Re: #16 (SQIP) While SQIP is a "superior" image, there are two major reasons it is problematic: it is both resource intensive on the server-side and on the client-side. For the server-side, even if we were to reimplement `sqip` in PHP, I expect it will be a fair bit more resource intensive than simply scaling down a raster image to 8x8 and applying a simple box blur, which Drupal image styles can do for us OOTB today. On the client-side, the problem is the
<g filter="blur(12px)">
which is applied via browser rendering. you can inspect https://3523781-drupal-lqip.elementalidad.com/images/hero.sqip.svg to see the file that was generated by the npm library.The sqip command took about 2.6 seconds to run, used about 4 CPU cores, (thats >10s total compute time) for the 400kb image.
If you look at the animated GIF demonstrating the processing progression of the underlying binary used by sqip, it becomes fairly obvious this is intensive work: https://github.com/fogleman/primitive?tab=readme-ov-file#progression
- πͺπ¨Ecuador jwilson3
Re: #15
adding the css .loaded class in inline js with a CSS rule is causing it to be the LCP again. So I don't think it's showing what the LCP would be for the different approaches.
- The
.loaded
class is used on several of the examples (SQIP, BlurHash, Ultimate LQIP, CSS-only LQIP) to change opacity with a smooth transition between the blurred placeholder and the full-res version. - For contrast, the LQIP WebP Smooth example uses a slightly different technique to change opacity smoothly, via an inline style
opacity:1
loaded via inline JSonload
, but the smoothing transition effect on the opacity is still defined in CSS (I don't believe the distinction between inline vs CSS ultimately matters for performance other than if your page has many images at some point you're sending down a lot of duplicitous bytes). - Finally, the basic examples (LQIP BMP, LQIP PNG, and LQIP WEBP) do not use any smoothing transition and just rely on browser loading to show the full-res image and overlay the low-res placeholder.
I don't think LCP is affected by the opacity change (both with or without smoothing effect). Rather, the problem with the LCP is that all examples except "Ultimate LQIP" use placeholders that have a Bits-Per-Pixel ratio far less than the recommended 0.05 which means LCP will always consider the repaint of the full-res image.

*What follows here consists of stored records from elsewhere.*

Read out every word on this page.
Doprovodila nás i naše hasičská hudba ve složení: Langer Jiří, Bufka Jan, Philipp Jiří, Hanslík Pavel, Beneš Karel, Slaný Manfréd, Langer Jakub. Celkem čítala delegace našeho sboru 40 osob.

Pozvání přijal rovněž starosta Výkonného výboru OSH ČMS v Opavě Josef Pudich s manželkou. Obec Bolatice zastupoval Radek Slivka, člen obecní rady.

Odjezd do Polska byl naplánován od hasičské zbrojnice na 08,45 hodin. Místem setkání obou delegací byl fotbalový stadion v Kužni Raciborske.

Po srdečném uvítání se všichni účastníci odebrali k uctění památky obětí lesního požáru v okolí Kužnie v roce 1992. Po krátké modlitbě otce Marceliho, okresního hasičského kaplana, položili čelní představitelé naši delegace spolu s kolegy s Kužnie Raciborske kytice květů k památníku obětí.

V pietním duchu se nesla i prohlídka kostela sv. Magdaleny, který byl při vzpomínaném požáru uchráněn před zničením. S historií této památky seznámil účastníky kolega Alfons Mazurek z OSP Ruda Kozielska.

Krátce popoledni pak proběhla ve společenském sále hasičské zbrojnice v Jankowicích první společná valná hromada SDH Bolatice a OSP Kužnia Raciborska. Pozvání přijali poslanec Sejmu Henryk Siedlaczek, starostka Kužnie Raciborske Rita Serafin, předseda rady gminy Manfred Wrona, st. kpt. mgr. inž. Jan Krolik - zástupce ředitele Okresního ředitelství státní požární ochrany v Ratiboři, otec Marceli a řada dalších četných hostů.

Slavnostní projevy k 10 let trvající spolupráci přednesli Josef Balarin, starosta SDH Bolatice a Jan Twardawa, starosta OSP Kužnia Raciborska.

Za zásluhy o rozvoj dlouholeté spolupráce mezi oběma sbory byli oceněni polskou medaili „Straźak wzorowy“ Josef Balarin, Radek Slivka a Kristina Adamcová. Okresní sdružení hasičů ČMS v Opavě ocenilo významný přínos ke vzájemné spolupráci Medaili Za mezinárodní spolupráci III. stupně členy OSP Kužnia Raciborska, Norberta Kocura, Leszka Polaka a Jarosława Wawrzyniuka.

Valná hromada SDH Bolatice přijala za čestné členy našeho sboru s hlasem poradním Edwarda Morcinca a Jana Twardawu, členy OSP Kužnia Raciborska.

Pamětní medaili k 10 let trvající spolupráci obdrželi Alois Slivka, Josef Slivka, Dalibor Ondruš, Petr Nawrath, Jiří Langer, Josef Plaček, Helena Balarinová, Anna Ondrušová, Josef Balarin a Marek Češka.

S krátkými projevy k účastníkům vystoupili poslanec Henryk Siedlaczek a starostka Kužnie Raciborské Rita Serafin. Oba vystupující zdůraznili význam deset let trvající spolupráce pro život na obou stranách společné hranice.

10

The takeaway is that we cannot effectively reduce LCP with the LQIP technique unless the placeholder image is large enough >0.05BPP. And for the image to be "large enough" to take over the LCP for the 1200 pixel wide hero in the example site, it has to be on the order of 40k in size, which IMO rules out the option of base64 inlining. This implies the LQIP must be a reference to another image file, and yet another request (with potential latency) to download the placeholder image, somewhat defeating the other intended of the goal of the LQIP (having something on screen fast, at page load time, ideally piggy-backed inline via the HTML request).
- The
- πͺπ¨Ecuador jwilson3
I added a way to run lighthouse (locally, via the npm library) against all of the pages in the test site. I ran against the pages using a 1s delay and without any delay at all. Each run gives slightly different performance score but generally stays within a 2 point range in the mid nineties on each page, except for one. The "Ultimate LQIP" page can vary between a score of 100 AND then go consistently below 90 (as low as 87) in different runs. This must have something to do with the extra intermediate low-res image latency being what amounts to a double edged sword.